C’è, in generale, una grande resistenza a lasciare andare una professione, anche se non è soddisfacente, perché nella nostra società è un fattore identitario. Secondo Bombelli, per capire se un cambiamento, motivato dal desiderio oppure da un sogno, è giusto, serve «ancorarlo» alla realtà. Per usare le parole di Herminia Ibarra, esperta di leadership e sviluppo, le possibilità vanno «assaggiate». Occorre intraprendere un percorso per potersi accorgere se funziona. Il problema è quando si investono troppe energie e aspettative e si persevera, nonostante ci siano evidenti segnali negativi. In ogni caso, per cambiare è sempre necessario valutare la fattibilità: ad esempio, se si ha una passione diversa dal proprio lavoro, prima di lasciarlo bisogna specializzarsi, con corsi ad hoc, e crearsi una rete di nuove relazioni.
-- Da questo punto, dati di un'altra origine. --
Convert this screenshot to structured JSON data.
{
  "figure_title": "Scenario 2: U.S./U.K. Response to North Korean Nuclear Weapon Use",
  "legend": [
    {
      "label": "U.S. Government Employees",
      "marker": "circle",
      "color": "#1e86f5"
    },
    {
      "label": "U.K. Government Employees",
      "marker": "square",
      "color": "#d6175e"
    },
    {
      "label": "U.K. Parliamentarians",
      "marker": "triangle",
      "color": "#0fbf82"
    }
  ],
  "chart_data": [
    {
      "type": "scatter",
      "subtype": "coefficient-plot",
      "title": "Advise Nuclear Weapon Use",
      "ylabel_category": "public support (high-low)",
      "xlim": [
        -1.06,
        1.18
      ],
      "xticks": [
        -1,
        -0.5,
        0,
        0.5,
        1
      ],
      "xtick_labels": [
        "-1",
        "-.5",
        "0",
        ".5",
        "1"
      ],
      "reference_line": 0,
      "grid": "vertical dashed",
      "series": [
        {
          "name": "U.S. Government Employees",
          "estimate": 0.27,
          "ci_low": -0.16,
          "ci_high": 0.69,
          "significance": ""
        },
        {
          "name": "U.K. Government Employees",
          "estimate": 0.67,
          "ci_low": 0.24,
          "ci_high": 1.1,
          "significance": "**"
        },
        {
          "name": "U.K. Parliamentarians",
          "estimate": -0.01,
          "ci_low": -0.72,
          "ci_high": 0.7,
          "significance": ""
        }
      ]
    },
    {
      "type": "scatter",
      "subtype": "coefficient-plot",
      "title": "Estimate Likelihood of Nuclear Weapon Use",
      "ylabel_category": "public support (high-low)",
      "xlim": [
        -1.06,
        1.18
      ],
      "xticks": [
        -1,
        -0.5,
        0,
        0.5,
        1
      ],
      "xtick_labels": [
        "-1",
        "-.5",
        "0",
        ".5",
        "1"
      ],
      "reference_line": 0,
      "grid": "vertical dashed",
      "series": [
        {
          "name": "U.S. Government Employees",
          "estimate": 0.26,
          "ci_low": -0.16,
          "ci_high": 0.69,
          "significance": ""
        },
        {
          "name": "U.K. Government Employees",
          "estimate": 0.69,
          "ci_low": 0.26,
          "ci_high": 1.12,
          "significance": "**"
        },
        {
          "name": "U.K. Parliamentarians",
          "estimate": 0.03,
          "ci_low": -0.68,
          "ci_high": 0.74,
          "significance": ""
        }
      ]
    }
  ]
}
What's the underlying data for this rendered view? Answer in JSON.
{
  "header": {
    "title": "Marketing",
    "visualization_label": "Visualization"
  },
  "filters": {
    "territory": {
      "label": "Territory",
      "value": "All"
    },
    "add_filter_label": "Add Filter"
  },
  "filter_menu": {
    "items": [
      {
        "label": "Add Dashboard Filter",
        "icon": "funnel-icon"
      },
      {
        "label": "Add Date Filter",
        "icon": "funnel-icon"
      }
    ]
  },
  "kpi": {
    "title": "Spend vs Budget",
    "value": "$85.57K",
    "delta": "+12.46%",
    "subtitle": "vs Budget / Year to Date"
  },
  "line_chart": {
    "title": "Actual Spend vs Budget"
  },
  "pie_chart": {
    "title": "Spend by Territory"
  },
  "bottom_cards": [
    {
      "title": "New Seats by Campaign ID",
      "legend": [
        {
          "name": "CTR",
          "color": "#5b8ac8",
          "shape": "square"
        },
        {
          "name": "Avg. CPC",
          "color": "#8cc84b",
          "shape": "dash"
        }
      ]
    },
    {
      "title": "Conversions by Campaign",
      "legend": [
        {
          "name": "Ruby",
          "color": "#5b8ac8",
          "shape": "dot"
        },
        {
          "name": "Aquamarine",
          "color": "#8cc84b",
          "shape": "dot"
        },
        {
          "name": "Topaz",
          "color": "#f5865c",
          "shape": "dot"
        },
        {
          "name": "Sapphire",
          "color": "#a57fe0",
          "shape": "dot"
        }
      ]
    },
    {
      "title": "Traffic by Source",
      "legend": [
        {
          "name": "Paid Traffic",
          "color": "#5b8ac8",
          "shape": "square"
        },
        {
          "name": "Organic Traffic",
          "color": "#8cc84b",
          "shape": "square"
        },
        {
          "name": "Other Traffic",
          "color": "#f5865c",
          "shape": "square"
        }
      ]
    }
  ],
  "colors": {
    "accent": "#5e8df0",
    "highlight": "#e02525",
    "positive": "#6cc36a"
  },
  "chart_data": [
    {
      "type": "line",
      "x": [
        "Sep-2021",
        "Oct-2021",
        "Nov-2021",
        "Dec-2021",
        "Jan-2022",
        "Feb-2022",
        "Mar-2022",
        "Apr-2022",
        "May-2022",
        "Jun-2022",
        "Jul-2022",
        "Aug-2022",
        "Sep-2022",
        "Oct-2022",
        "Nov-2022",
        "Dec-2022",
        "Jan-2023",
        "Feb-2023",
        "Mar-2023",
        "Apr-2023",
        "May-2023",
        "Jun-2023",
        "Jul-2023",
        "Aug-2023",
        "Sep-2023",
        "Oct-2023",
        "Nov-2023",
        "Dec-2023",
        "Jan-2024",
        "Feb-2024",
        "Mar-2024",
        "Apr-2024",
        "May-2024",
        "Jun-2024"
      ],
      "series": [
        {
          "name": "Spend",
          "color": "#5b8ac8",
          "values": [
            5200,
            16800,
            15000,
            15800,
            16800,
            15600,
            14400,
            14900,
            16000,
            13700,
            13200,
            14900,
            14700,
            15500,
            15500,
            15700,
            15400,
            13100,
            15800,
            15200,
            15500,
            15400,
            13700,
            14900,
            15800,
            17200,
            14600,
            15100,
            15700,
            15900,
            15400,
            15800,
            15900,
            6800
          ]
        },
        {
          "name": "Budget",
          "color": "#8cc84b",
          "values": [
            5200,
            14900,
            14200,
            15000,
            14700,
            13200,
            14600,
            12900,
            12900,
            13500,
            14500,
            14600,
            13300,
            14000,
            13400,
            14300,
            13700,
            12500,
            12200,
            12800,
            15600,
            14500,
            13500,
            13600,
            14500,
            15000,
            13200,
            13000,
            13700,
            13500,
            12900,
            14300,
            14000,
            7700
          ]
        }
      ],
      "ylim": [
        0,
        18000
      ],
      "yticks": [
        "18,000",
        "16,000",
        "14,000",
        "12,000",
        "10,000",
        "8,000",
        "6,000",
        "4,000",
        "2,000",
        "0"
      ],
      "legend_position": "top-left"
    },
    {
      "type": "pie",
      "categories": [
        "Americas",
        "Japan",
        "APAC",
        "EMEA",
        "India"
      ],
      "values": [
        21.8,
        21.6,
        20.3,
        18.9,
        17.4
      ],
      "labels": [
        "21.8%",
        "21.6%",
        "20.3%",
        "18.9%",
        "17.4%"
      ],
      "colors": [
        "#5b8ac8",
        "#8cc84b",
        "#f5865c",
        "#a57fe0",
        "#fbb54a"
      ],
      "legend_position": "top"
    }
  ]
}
In questo momento di isolamento, afflitti dalla Covid fatigue, ci sentiamo «congelati». «Eppure – conclude Bombelli – se ci pensiamo bene, potrebbe essere anche una fase per interrogarci sui nostri percorsi e provare a sondare nuove possibilità, magari con i corsi online. In rete c’è il mare magnum, per la formazione personale davvero l’imbarazzo della scelta».